The Cardinal surged to his feet, robes billowing around his body like a red tide. “Abelard,” he said. “Walk with me.”

The Cardinal led him from the vestry past a row of chapels where priests and monks crouched praying, to a lift that ran the tower's height. It opened on the sixty-first floor, the Evangelate Offices, and Abelard blinked. Walls of smooth dark stone were the norm in the Temple of Kos Everburning; they did not insulate well, but cheap heating bills were one of the many benefits of working for a God of Fire. The Evangelate, however, looked like a Craftsman's office suite: tall windows of clear glass instead of stained, with blond wood everywhere, smoked glass office walls at the perimeter and low gray-walled cubicles within.

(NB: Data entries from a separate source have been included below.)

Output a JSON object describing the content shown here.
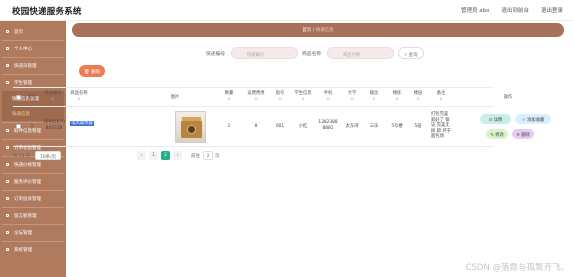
{
  "header": {
    "title": "校园快递服务系统",
    "user_text": "管理员 abo",
    "front_link": "退出到前台",
    "logout": "退出登录"
  },
  "sidebar": {
    "items": [
      {
        "label": "首页"
      },
      {
        "label": "个人中心"
      },
      {
        "label": "快递员管理"
      },
      {
        "label": "学生管理"
      },
      {
        "label": "快递信息管理"
      },
      {
        "label": "快递信息"
      },
      {
        "label": "取件信息管理"
      },
      {
        "label": "订单状态管理"
      },
      {
        "label": "快递价格管理"
      },
      {
        "label": "服务评价管理"
      },
      {
        "label": "订单投诉管理"
      },
      {
        "label": "留言板管理"
      },
      {
        "label": "论坛管理"
      },
      {
        "label": "系统管理"
      }
    ]
  },
  "breadcrumb": {
    "home": "首页",
    "sep": "/",
    "current": "快递信息"
  },
  "search": {
    "field1_label": "快递编号",
    "field1_placeholder": "快递编号",
    "field2_label": "商品名称",
    "field2_placeholder": "商品名称",
    "search_button": "查询"
  },
  "actions": {
    "delete_button": "删除"
  },
  "table": {
    "headers": [
      {
        "label": "索引"
      },
      {
        "label": "快递编号",
        "sortable": true
      },
      {
        "label": "商品名称",
        "sortable": true
      },
      {
        "label": "图片",
        "sortable": false
      },
      {
        "label": "数量",
        "sortable": true
      },
      {
        "label": "运费费用",
        "sortable": true
      },
      {
        "label": "宿号",
        "sortable": true
      },
      {
        "label": "学生信息",
        "sortable": true
      },
      {
        "label": "手机",
        "sortable": true
      },
      {
        "label": "大学",
        "sortable": true
      },
      {
        "label": "寝舍",
        "sortable": true
      },
      {
        "label": "楼栋",
        "sortable": true
      },
      {
        "label": "楼层",
        "sortable": true
      },
      {
        "label": "备注",
        "sortable": true
      },
      {
        "label": "操作",
        "sortable": false
      }
    ],
    "rows": [
      {
        "index": "1",
        "code_line1": "16945670",
        "code_line2": "844338",
        "goods_name": "电风扇水器",
        "quantity": "1",
        "fee": "8",
        "room_no": "001",
        "student": "小红",
        "phone_line1": "1382388",
        "phone_line2": "8881",
        "university": "太东湾",
        "dorm": "三乐",
        "building": "5号楼",
        "floor": "5层",
        "remark_line1": "打包完美",
        "remark_line2": "就好了 保",
        "remark_line3": "证 完美无",
        "remark_line4": "损 即 坏于",
        "remark_line5": "面包场",
        "ops": {
          "detail": "详情",
          "pay": "添加收藏",
          "edit": "修改",
          "del": "删除"
        }
      }
    ]
  },
  "pager": {
    "total": "共 11 条",
    "page_size": "10条/页",
    "prev": "‹",
    "page1": "1",
    "page2": "2",
    "next": "›",
    "goto_label": "前往",
    "goto_value": "2",
    "goto_suffix": "页"
  },
  "watermark": "CSDN @落霞与孤鹜齐飞。",
  "colors": {
    "sidebar": "#b07a5e",
    "breadcrumb": "#a8725a",
    "delete": "#f07a52",
    "active_page": "#21b087"
  }
}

“I haven't been up here in a long time,” Abelard said. “You remodeled.”

“We have appearances to maintain,” the Cardinal replied. “We deal with many beings, Craftsmen not least among them, who find such surroundings preferable to black stone and stoked flames.” As he led the way through the cubicles, Abelard noted a few lamps flickering. He was tall enough to peer over the cube walls; behind one he saw a young tonsured man bent over a table of figures, and a short-haired woman beside him, their heads and shoulders identically slumped.

He followed Bede into his office, which was the kind of office a man like Cardinal Evangelist Bede should have: large and spare save for a few awards on the wall and a small ornate devotional altar that gleamed from frequent use. A monthly calendar on Bede's desk displayed woodcuts of bulldogs.

“Are you sure this gives the right impression?” Abelard said. “Your partners are dealing with a church, I mean, not a bank.”

“But the church serves as a bank,” Bede replied. “We lend and guarantee and underwrite. A Concern halfway around the globe might borrow from Lord Kos knowing nothing of his doctrine other than that He has power He is willing to lend, for reasonable rates.”

Abelard pointed to the altar. “May I?”

“Be my guest.”

He lit a stick of incense and recited a quick prayer. Bede's voice rumbled beneath his own. When Abelard turned from the altar, the Cardinal's head was lowered. “You're worried,” Abelard said.

“Of course,” the Cardinal replied. “It is one thing to recognize a danger and quite another to face it.” He unlocked the top drawer of his desk and withdrew a thick black folder, which he opened, then turned so Abelard could read. “By showing you this I am, let's say stretching, a thousand confidentiality agreements. I bind you to silence by your faith in God and your loyalty to the church.”

“I accept your charge,” Abelard said automatically. He stuck his cigarette behind his ear and ran a finger down the margin of the first page. Frowned. Turned to the second, and the third. Hesitated over a pie chart, then a bar graph, then back to the pie chart. Fanned the remaining 150 or so pages. “What is this?”